The attendee also quotes Herzog as saying that the more they gave the more God would deliver. Reminds me of the UCKG’s magazine “Faith in Action” which, as I have noted previously, pretty much says that if you hold out on God not only will miracles not be forthcoming but he will arrange for bad things to happen to you as well.
Lest either the UCKG or Herzog be deciding at this point to resort to Britain’s notoriously oppressive libel laws, let me repeat that I do not believe that there is any connection between them. I merely observe that the similarity in their methods offers an interesting insight ino the evangelist mindset.
Where the UCKG have their ‘demon summonings’, Herzog has instant miracles. At an event in Singapore, for example, one man claimed that he had just found a gold tooth in his mouth. We have only his word that it was not there before. Forgive me if I have my doubts. A woman claimed that she had just lost weight and held out her loose waistband as ‘proof’. We have no independant evidence that a large woman entered wearing her clothes as opposed to, say, a slim woman wearing oversized clothes.

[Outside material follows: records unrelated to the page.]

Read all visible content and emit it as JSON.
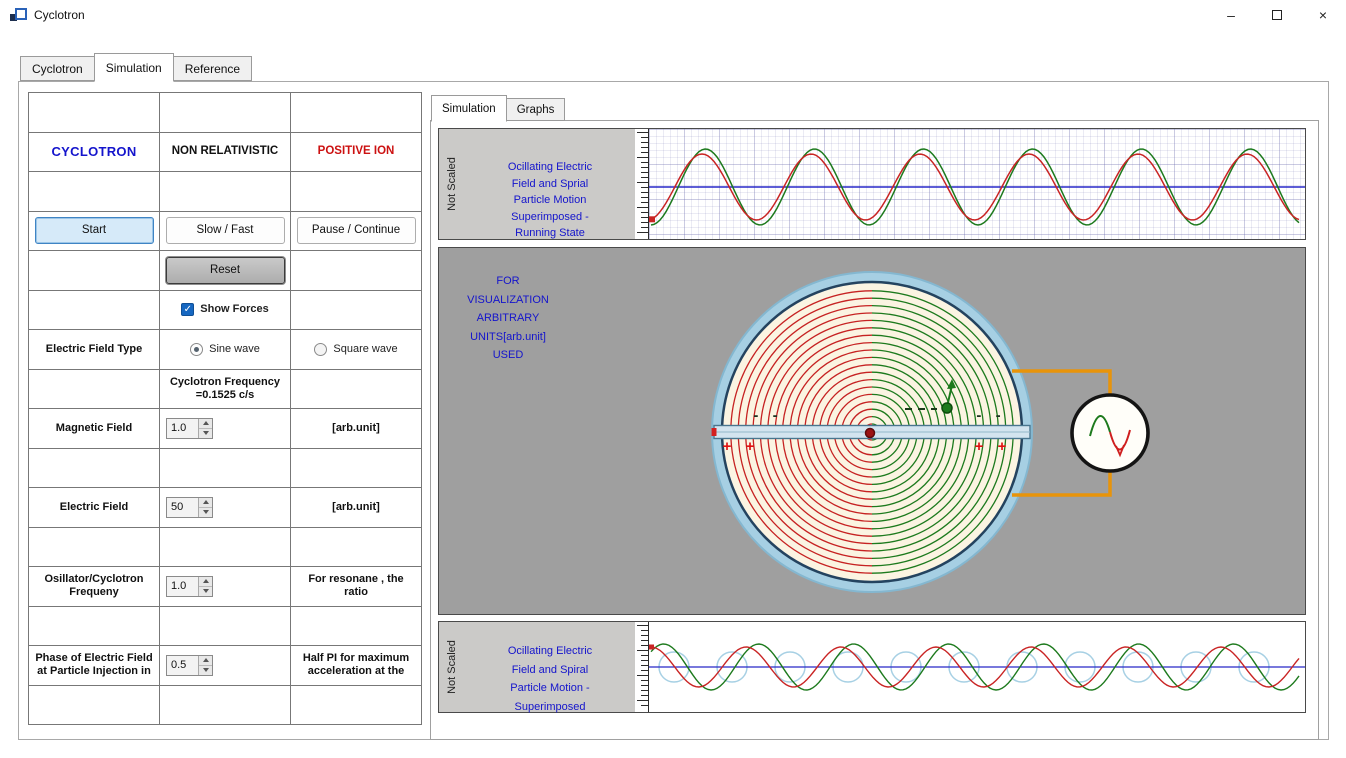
{
  "window": {
    "title": "Cyclotron"
  },
  "main_tabs": {
    "cyclotron": "Cyclotron",
    "simulation": "Simulation",
    "reference": "Reference"
  },
  "control_panel": {
    "title_row": {
      "name": "CYCLOTRON",
      "mode": "NON RELATIVISTIC",
      "ion": "POSITIVE ION"
    },
    "buttons": {
      "start": "Start",
      "slow_fast": "Slow / Fast",
      "pause_continue": "Pause / Continue",
      "reset": "Reset"
    },
    "show_forces": {
      "label": "Show Forces",
      "checked": true
    },
    "field_type": {
      "label": "Electric Field Type",
      "sine": "Sine wave",
      "square": "Square wave",
      "selected": "Sine wave"
    },
    "frequency_note": {
      "line1": "Cyclotron Frequency",
      "line2": "=0.1525 c/s"
    },
    "magnetic_field": {
      "label": "Magnetic Field",
      "value": "1.0",
      "unit": "[arb.unit]"
    },
    "electric_field": {
      "label": "Electric Field",
      "value": "50",
      "unit": "[arb.unit]"
    },
    "osc_ratio": {
      "label1": "Osillator/Cyclotron",
      "label2": "Frequeny",
      "value": "1.0",
      "note1": "For resonane , the",
      "note2": "ratio"
    },
    "phase": {
      "label1": "Phase of Electric Field",
      "label2": "at Particle Injection in",
      "value": "0.5",
      "note1": "Half PI for maximum",
      "note2": "acceleration at the"
    }
  },
  "sim_panel": {
    "tabs": {
      "simulation": "Simulation",
      "graphs": "Graphs"
    },
    "top_strip": {
      "side_label": "Not Scaled",
      "line1": "Ocillating Electric",
      "line2": "Field and Sprial",
      "line3": "Particle Motion",
      "line4": "Superimposed -",
      "line5": "Running State"
    },
    "viz": {
      "line1": "FOR",
      "line2": "VISUALIZATION",
      "line3": "ARBITRARY",
      "line4": "UNITS[arb.unit]",
      "line5": "USED",
      "plus_signs": "+ +",
      "minus_signs": "- -"
    },
    "bottom_strip": {
      "side_label": "Not Scaled",
      "line1": "Ocillating Electric",
      "line2": "Field and Spiral",
      "line3": "Particle Motion -",
      "line4": "Superimposed"
    }
  },
  "colors": {
    "blue_text": "#1414cc",
    "red_text": "#cc1111",
    "wave_red": "#c92424",
    "wave_green": "#1d7a1d",
    "axis_blue": "#2828c8",
    "circle_blue": "#a7d0e4",
    "dee_fill": "#fbf4e2",
    "dee_ring": "#a6cfe3",
    "wire_orange": "#e8940a"
  }
}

A testimony on Herzog’s own website appears to condone dishonesty:-
Dear David and Stephanie Herzog,
Last year in 2008, you came to minister at a church in Wisconsin. A few of us rented a car to drive from Chicago to see you. Well, I had calculated how much money I had to save for the car rental and for gas. Just before going inside of the church, I had decided to give no more than $20.00. My first thought was to give $5.00 but all of that changed after the offering was being lifted. During this time a voice told me to give $50.00 out of all the money I had in my pocket, just $50.00. So when I took it out you said,” when you give, throw it up in the air and say I expect it to return double”. I did just that. About 2 weeks had gone by maybe a little longer, by then I had forgotten all about giving the $50.00. Well, I happened to be in a Walgreen’s store waiting in a somewhat long line. During this time waiting I was looking on the floor (something I always do). Nothing was on the floor at the time. I looked up because it was my turn to check out. Just as the person before me left I noticed under the counter on the floor what looked like a dollar. I was hopping nobody else saw it. As soon as I got closer I picked it up and saw it was $50.00 folded so I put it in my pocket. I said thank you JESUS. When I went to my car I took the money out of my pocket in folded the $50.00 bill and saw there was another $50.00 bill. (they were new bills) I sat there in shock and thanking GOD because I had newer found that much money before. Then I remembered the offering I was told to give and what you said to say while giving it. I thanked JESUS even more.
I am not sure what the legal position is in the States but in Britain Melita Warren would be guilty of “theft by finding”. Whatever the legal postion, it does not seem to occur to her that somebody in front of her in the queue dropped the money and now the poor sod is short of $100.
These dubious ‘miracles’ have the same purpose as the UCKG’s faux summonnings and exorcisms – to convince the faithful that the evangelist has God’s favour. One thing nobody seems to ask these people is where in the Bible does it say that God performs miracles in exchange for cash? Mine fails to mention it.